Under Acquisition of Sports Rights, the Code says in 6.2.1 “Nigeria shall not be bundled in the same basket with other countries in the sale of football rights.”

This was introduced some years ago and some of us canvassed it without restraints and it came with unexpected consequences and business failure. But this does not strip it of the patriotic relevance.

Here are two other sections of the Code that deserve very close scrutiny. Section 6.2.5 states as follows: “To ensure fair and effective competition on all platforms at an agreed fee, rights owners to Live Foreign Sporting Events shall offer the rights to Broadcasters on the different platforms stated below: a. Satellite DTH, b. Multipoint Microwave Distribution System (MMDS), c. Cable (Fibre Optics), d. DTT (Terrestrial), e. Internet, f. Mobile, g. Internet Protocol Television (IPTV), and h. Radio.

Please, permit me to add Section 9.1.1 under Wholesale Offer. It says for the purpose of ensuring the widest possible distribution and viewership of content considered critical to the success and sustainability of new entrants in the Pay TV industry in Nigeria, the Broadcasters shall ensure access by all Pay TV platforms to premium content in the Sports and News genre to generate effective competition at the wholesale level for such genres.”

Following from the points raised above, I am pressed to say that I have gone through the amended Code and can see lots of patriotism and good intentions, even vaunting patriotism. I will therefore make the following observations:

  • *The broadcast market is an open market where people shop for what they want, just like any open market in Abuja, if stripped of technology accoutrement.
  • *All contents are essentially raw until you begin to build them into attractive packages and channels
  • *TV especially Satellite, Cable and IPTV, among others, depends on premium programming
  • *Broadcasters build premium channels for niche audiences, which sometimes are segmented, for onward marketing to advertisers; niche audiences marketed to advertisers
  • *There are business decisions which should be left to business or broadcast partners for them to hammer out a relationship.
  • *TV avails are paid for by subscribers and advertisers who are more interested in professionalism than patriotism. But know that patriotism can professionally be packaged to attract commercial interests.
  • *Most broadcasters build premium channels to have a special cut of the market. This is not abominable. What is abominable is the fraudulent who wants to hide under patriotism to destabilize the market.

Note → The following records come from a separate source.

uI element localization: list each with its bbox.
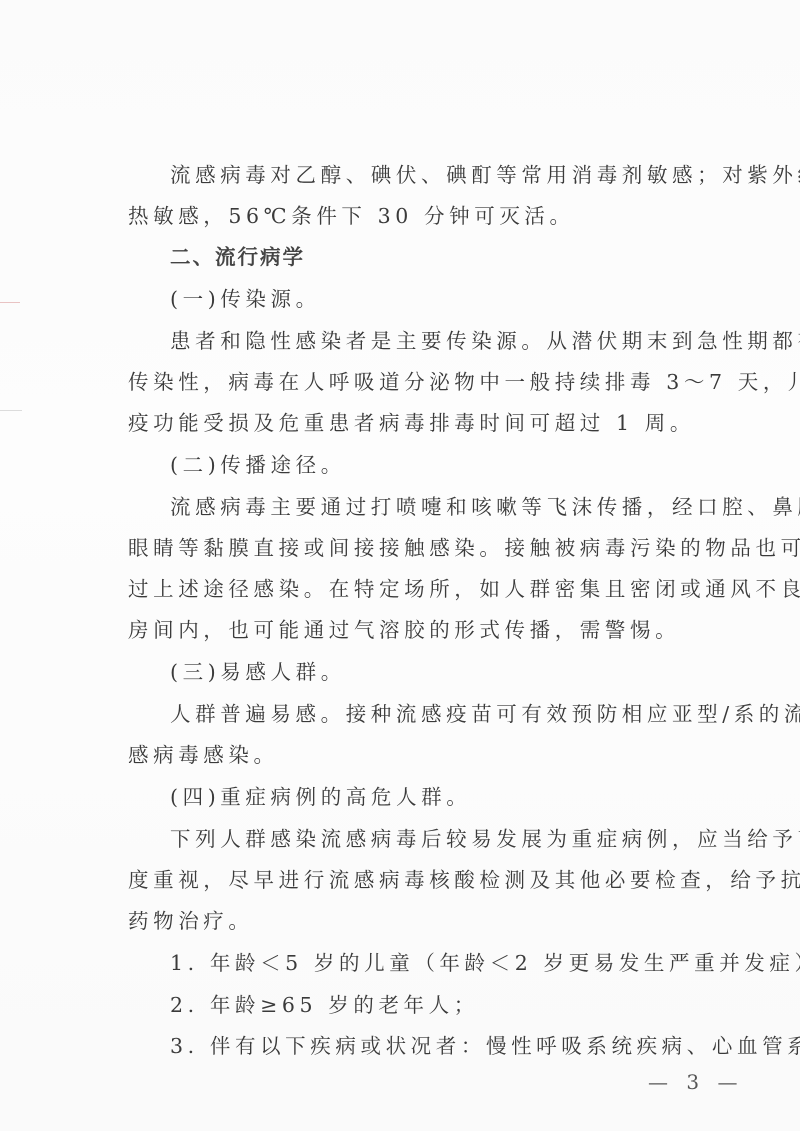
list-item-children: 1. 年龄＜5 岁的儿童（年龄＜2 岁更易发生严重并发症）； xyxy=(170,948,800,978)
paragraph-susceptible-line-2: 感病毒感染。 xyxy=(128,740,279,770)
paragraph-transmission-line-1: 流感病毒主要通过打喷嚏和咳嗽等飞沫传播，经口腔、鼻腔、 xyxy=(170,492,800,522)
paragraph-transmission-line-4: 房间内，也可能通过气溶胶的形式传播，需警惕。 xyxy=(128,615,680,645)
paragraph-transmission-line-2: 眼睛等黏膜直接或间接接触感染。接触被病毒污染的物品也可通 xyxy=(128,533,800,563)
document-page: 流感病毒对乙醇、碘伏、碘酊等常用消毒剂敏感；对紫外线和 热敏感，56℃条件下 3… xyxy=(0,0,800,1131)
list-item-elderly: 2. 年龄≥65 岁的老年人； xyxy=(170,990,479,1020)
paragraph-disinfectant-line-2: 热敏感，56℃条件下 30 分钟可灭活。 xyxy=(128,201,575,231)
paragraph-transmission-line-3: 过上述途径感染。在特定场所，如人群密集且密闭或通风不良的 xyxy=(128,574,800,604)
paragraph-disinfectant-line-1: 流感病毒对乙醇、碘伏、碘酊等常用消毒剂敏感；对紫外线和 xyxy=(170,160,800,190)
binding-mark xyxy=(0,302,20,303)
subheading-infection-source: (一)传染源。 xyxy=(170,284,321,314)
subheading-transmission: (二)传播途径。 xyxy=(170,450,346,480)
page-number: — 3 — xyxy=(648,1070,743,1094)
list-item-conditions: 3. 伴有以下疾病或状况者：慢性呼吸系统疾病、心血管系统疾 xyxy=(170,1031,800,1061)
section-heading-epidemiology: 二、流行病学 xyxy=(170,242,305,272)
paragraph-high-risk-line-1: 下列人群感染流感病毒后较易发展为重症病例，应当给予高 xyxy=(170,824,800,854)
paragraph-susceptible-line-1: 人群普遍易感。接种流感疫苗可有效预防相应亚型/系的流 xyxy=(170,699,800,729)
paragraph-source-line-2: 传染性，病毒在人呼吸道分泌物中一般持续排毒 3～7 天，儿童、免 xyxy=(128,367,800,397)
paragraph-high-risk-line-2: 度重视，尽早进行流感病毒核酸检测及其他必要检查，给予抗病毒 xyxy=(128,865,800,895)
subheading-susceptible: (三)易感人群。 xyxy=(170,657,346,687)
binding-mark xyxy=(0,410,22,411)
paragraph-source-line-1: 患者和隐性感染者是主要传染源。从潜伏期末到急性期都有 xyxy=(170,326,800,356)
paragraph-high-risk-line-3: 药物治疗。 xyxy=(128,906,254,936)
paragraph-source-line-3: 疫功能受损及危重患者病毒排毒时间可超过 1 周。 xyxy=(128,408,695,438)
subheading-high-risk: (四)重症病例的高危人群。 xyxy=(170,782,471,812)
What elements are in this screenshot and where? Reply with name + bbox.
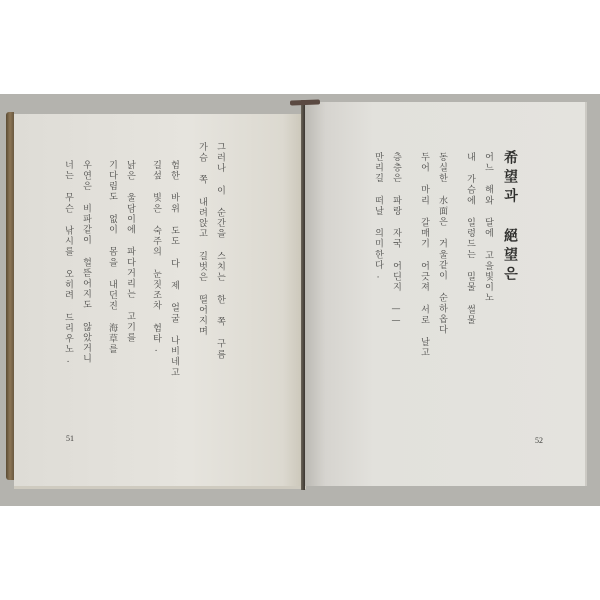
book-cover-edge xyxy=(6,112,14,480)
right-page: 希望과 絕望은 어느 해와 달에 고을빛이노 내 가슴에 일렁드는 밀물 썰물 … xyxy=(303,102,587,486)
poem-line: 낡은 울담이에 파다거리는 고기를 xyxy=(125,160,134,343)
poem-line: 만리길 떠날 의미한다. xyxy=(373,152,382,282)
page-number-right: 52 xyxy=(535,436,543,445)
poem-title: 希望과 絕望은 xyxy=(503,150,517,285)
poem-line: 기다림도 없이 몸을 내던진 海草를 xyxy=(107,160,116,355)
poem-line: 어느 해와 달에 고을빛이노 xyxy=(483,152,492,303)
poem-line: 너는 무슨 낚시를 오히려 드리우노. xyxy=(63,160,72,366)
poem-line: 길섶 빛은 숙주의 눈짓조차 험타. xyxy=(151,160,160,356)
book-spine xyxy=(301,100,305,490)
poem-line: 두어 마리 갈매기 어긋져 서로 날고 xyxy=(419,152,428,358)
headband xyxy=(290,99,320,105)
poem-line: 우연은 비파같이 헐뜯어지도 않았거니 xyxy=(81,160,90,364)
poem-line: 그러나 이 순간을 스치는 한 쪽 구름 xyxy=(215,142,224,360)
poem-line: 내 가슴에 일렁드는 밀물 썰물 xyxy=(465,152,474,326)
page-number-left: 51 xyxy=(66,434,74,443)
poem-line: 층층은 파랑 자국 어딘지 —— xyxy=(391,152,400,328)
poem-line: 동실한 水面은 거울같이 순하옵다 xyxy=(437,152,446,335)
poem-line: 험한 바위 도도 다 제 얼굴 나비네고 xyxy=(169,160,178,378)
poem-line: 가슴 쪽 내려앉고 길벗은 떨어지며 xyxy=(197,142,206,337)
left-page: 그러나 이 순간을 스치는 한 쪽 구름 가슴 쪽 내려앉고 길벗은 떨어지며 … xyxy=(14,114,306,489)
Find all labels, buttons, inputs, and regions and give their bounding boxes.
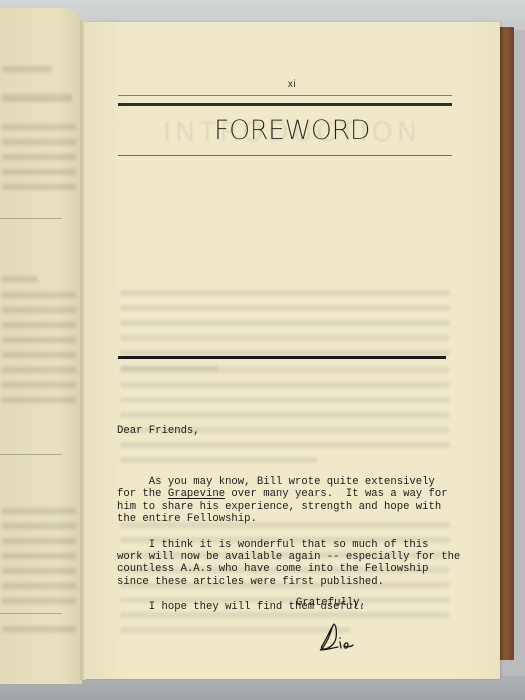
signature-lois [318,620,368,654]
closing: Gratefully, [296,597,366,609]
ghost-text [2,352,76,358]
ghost-text [2,523,76,529]
header-rule-thin [118,95,452,96]
title-rule-bottom [118,155,452,156]
hardcover-edge [500,27,514,660]
letter-paragraph: I hope they will find them useful. [117,601,457,613]
ghost-text [2,382,76,388]
ghost-text [2,598,76,604]
ghost-text [2,397,76,403]
ghost-text [2,553,76,559]
ghost-text [2,292,76,298]
letter-body: As you may know, Bill wrote quite extens… [117,476,457,614]
ghost-text [2,154,76,160]
underlined-title: Grapevine [168,488,225,500]
ghost-text [2,508,76,514]
ghost-text [2,94,72,102]
letter-paragraph: As you may know, Bill wrote quite extens… [117,476,457,526]
page-number: xi [84,79,500,90]
header-rule-thick [118,103,452,106]
ghost-text [2,184,76,190]
ghost-text [2,626,76,632]
ghost-text [2,124,76,130]
ghost-text [2,337,76,343]
book-page: xi INTRODUCTION FOREWORD Dear Friends, A… [84,22,500,679]
left-facing-page [0,8,82,684]
ghost-text [2,538,76,544]
ghost-text [2,307,76,313]
ghost-text [2,66,52,72]
letter-divider-rule [118,356,446,359]
ghost-text [2,583,76,589]
ghost-rule [0,613,62,614]
chapter-title: FOREWORD [84,115,500,146]
ghost-rule [0,218,62,219]
ghost-rule [0,454,62,455]
ghost-text [2,322,76,328]
ghost-text [2,568,76,574]
ghost-text [2,169,76,175]
ghost-text [2,139,76,145]
salutation: Dear Friends, [117,425,457,437]
foreword-letter: Dear Friends, As you may know, Bill wrot… [117,400,457,652]
ghost-text [2,367,76,373]
ghost-text [2,276,38,282]
letter-paragraph: I think it is wonderful that so much of … [117,539,457,589]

In spite of some exciting takeaways, the amended Code in the main, is an attack on market democracy. It leaves little encouragement for people to scrutinize why some local broadcast businesses fail in Nigeria and can hardly go beyond our shores while foreigners succeed. What springs hope here is that the life of a Broadcasting Code is two years. It is recommended that the NBC should not begin to savor a mission accomplished but should immediately commence stakeholder engagement on creating a better industry and working on a robust document that will be less discriminatory.